Something in her face shifted then, changing her features, relaxing them into something strangely approaching tranquility. “Come,” she said. “Let’s go.”
33
Susan Lex directed him north on the FDR to the Harlem River Drive and then north again to 684. Once they were in Connecticut, the roads grew quieter. Woods thickened. Buildings grew scarce. Traffic was pretty much nonexistent.
“We’re almost there,” Susan Lex said. “I’d like the truth now.”
“I’m telling you the truth.”
“Fine,” she said. Then: “How do you plan on getting away with this?”
“With what?”
“Are you going to kill me when this is all over?”
“No.”
“Then I’ll come back after you. I’ll press charges, if nothing else.”

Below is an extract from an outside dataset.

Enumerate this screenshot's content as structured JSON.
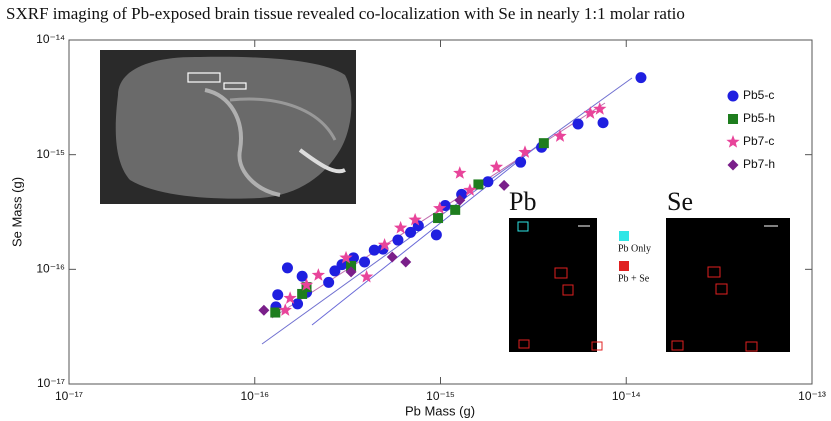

“I told you before. I don’t much care. But I’ve thought of something.”
“Oh?”
“Dennis will save me.”
“How?”
“If he is the Sow the Seeds kidnapper—”
“He’s not.”
“—or somehow involved with him, then what I’m doing here will be small potatoes by comparison.”
“And if he’s not?”
Myron shrugged. “Either way, I’m going to learn whatever it is you want to hide. We make a deal. I never tell what I saw. In exchange, you leave me alone.”
“Or I can simply kill you.”
“I don’t believe you’d do that.”
“No?”
“You’re not a killer. And even if you were, it would be too complicated. I’d leave evidence behind. I have Win covering my back. It would be too messy.”
“We’ll see,” she said, but there was no starch there. She pointed up ahead. “Turn off up here.”
She pointed to a dirt road that seemed to materialize from nowhere. There was a guardhouse fifty yards down and to the left. Myron pulled up. Susan Lex leaned over and smiled. The guard waved her through. There were no signs, no identification marks, nothing. The whole setup looked like some sort of militia compound.